In januari 1914 voltooide hij één van zijn mooiste beelden Danseres in rode steen. Zijn vrienden zorgden er voor dat de beelden verkocht werden zodat Gaudier in zijn levensonderhoud kon voorzien. Hij was enorm productief in die periode. Het meest opvallend misschien was het beeld dat hij maakte van het hoofd van Pound: Tête hiératique d’Ezra Pound. Het leek op een kop afkomstig van een ander soort Paaseiland. Gaudier zelf noemde het beeld pornografisch en de schrijver Wyndham Lewis beschreef het als ‘Ezra in de vorm van een marmeren fallus’.

Oorlog

Op 1 augustus van dat jaar brak de Eerste Wereldoorlog uit. Eén van zijn laatste beeldhouwwerken was een bronzen ‘vogelbad’ voor in de tuin van één van zijn vrienden.

Op 5 september meldde hij zich bij de Franse ambassade. Hij wilde het leger in, zonder straf voor het niet opkomen voor zijn dienstplicht.

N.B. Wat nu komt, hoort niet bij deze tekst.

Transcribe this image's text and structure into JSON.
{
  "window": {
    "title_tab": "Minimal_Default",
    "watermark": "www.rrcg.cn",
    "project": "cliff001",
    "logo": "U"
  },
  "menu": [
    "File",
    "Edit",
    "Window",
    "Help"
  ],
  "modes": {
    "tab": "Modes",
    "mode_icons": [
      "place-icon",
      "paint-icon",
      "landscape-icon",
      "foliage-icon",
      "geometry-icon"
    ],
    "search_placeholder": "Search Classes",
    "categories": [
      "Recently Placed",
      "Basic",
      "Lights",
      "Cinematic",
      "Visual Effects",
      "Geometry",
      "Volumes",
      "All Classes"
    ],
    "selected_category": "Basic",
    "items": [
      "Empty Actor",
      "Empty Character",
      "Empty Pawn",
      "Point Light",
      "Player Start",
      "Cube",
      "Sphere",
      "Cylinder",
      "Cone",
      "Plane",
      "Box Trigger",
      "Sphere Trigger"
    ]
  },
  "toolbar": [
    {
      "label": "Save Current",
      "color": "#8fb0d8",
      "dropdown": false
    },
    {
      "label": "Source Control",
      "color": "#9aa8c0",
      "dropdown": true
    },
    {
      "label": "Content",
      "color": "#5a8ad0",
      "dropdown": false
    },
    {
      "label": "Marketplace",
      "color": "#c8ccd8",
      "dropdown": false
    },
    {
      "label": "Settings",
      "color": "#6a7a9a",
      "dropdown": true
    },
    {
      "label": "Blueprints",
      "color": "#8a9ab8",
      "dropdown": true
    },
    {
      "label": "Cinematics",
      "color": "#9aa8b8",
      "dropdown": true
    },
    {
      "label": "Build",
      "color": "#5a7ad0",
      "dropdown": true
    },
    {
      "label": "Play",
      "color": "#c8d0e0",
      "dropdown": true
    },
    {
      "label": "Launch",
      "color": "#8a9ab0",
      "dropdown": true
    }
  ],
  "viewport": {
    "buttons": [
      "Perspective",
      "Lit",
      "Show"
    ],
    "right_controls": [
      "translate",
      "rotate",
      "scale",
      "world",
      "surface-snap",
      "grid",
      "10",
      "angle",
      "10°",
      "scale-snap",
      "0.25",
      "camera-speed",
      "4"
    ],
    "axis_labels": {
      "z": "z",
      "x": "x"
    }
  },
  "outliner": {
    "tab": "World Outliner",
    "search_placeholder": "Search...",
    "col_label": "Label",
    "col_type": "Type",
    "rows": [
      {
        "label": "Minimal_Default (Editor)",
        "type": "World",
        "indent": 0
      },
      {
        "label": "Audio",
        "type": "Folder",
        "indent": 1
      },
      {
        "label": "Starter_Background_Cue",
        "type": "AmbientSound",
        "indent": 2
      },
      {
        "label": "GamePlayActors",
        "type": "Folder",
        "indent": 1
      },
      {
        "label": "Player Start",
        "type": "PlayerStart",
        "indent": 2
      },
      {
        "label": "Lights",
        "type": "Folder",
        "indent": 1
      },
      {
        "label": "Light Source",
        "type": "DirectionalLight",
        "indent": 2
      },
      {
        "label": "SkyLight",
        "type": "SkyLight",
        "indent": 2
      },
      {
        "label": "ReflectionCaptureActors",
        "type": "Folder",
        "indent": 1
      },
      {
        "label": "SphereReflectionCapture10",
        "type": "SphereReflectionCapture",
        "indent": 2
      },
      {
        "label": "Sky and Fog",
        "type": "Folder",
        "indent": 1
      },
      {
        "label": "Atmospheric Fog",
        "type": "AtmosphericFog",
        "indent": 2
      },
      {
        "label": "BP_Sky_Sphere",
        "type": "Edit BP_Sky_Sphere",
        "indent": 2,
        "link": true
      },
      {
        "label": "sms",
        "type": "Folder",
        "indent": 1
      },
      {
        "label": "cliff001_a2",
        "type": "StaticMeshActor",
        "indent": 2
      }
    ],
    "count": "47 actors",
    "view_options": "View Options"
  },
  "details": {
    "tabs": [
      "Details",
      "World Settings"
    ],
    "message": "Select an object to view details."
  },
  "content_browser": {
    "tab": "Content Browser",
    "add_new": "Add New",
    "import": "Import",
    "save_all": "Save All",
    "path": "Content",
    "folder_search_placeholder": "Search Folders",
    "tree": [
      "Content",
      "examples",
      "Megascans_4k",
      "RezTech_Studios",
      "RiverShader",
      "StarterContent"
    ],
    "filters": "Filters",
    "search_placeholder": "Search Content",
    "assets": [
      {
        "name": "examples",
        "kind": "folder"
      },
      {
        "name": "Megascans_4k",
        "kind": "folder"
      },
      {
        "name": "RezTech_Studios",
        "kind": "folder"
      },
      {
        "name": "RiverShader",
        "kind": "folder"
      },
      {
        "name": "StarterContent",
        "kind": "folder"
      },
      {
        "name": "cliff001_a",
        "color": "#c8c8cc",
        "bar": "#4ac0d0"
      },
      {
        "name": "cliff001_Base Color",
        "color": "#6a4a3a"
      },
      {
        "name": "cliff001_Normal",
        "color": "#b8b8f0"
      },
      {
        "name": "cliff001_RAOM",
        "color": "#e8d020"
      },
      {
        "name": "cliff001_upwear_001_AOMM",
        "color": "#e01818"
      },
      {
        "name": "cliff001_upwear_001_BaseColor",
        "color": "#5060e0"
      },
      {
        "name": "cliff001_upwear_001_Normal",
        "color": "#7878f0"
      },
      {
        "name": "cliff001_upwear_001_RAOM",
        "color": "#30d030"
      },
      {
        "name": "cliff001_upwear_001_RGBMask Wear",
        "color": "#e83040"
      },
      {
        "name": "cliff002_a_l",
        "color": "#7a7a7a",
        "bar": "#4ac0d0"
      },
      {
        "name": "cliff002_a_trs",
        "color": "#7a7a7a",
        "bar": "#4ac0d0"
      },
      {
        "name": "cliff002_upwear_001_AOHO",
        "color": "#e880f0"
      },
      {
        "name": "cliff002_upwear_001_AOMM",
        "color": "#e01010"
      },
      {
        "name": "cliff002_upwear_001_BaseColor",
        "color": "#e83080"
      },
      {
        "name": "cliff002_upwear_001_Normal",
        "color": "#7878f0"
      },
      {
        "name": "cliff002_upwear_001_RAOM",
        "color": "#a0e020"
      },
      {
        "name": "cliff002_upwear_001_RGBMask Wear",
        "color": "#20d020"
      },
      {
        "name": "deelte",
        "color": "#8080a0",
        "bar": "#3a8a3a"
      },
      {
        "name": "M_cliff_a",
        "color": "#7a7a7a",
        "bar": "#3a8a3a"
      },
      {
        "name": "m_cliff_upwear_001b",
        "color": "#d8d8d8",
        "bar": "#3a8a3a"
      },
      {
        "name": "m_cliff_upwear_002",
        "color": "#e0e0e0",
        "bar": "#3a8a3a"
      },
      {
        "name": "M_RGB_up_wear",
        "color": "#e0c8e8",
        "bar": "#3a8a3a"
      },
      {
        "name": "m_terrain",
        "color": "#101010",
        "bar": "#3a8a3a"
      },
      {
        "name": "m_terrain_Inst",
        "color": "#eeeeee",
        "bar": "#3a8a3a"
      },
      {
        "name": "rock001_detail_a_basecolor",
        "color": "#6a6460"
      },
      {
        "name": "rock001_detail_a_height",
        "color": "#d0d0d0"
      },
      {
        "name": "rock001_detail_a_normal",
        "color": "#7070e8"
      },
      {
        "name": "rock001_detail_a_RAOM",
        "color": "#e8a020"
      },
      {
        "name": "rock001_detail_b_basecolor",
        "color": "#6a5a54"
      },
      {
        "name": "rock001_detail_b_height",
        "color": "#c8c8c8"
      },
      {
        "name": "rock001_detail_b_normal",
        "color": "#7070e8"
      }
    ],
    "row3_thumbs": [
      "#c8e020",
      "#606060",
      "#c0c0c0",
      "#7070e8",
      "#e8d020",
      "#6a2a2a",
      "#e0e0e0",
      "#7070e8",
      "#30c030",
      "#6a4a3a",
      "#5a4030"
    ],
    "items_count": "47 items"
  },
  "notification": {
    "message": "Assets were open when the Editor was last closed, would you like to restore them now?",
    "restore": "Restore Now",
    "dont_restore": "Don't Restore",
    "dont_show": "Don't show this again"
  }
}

Dat lukte en na een korte training stond hij op 20 september al in de loopgraven. Ook daar bleef hij werken en schreefhij aan zijn vader dat hij de houten kolf van een Duits geweer had gebruikt om het beeld Moederschap te maken. In januari 1915 werd hij bevorderd tot korporaal. Hij stuurde twee tekeningen samen met een brief naar een vriend. In Londen stelde men zijn werk tentoon en werd het steeds populairder. Gaudier was vol plannen voor als de oorlog voorbij zou zijn.

Op 5 juni, 0m 15.30 uur, werd Henri Gaudier-Brzeska, pas 23 jaar oud, getroffen door een kogel in het hoofd, terwijl hij deelnam aan een aanval op Neuville Saint-Vaast, in Artois. Hij was op slag dood.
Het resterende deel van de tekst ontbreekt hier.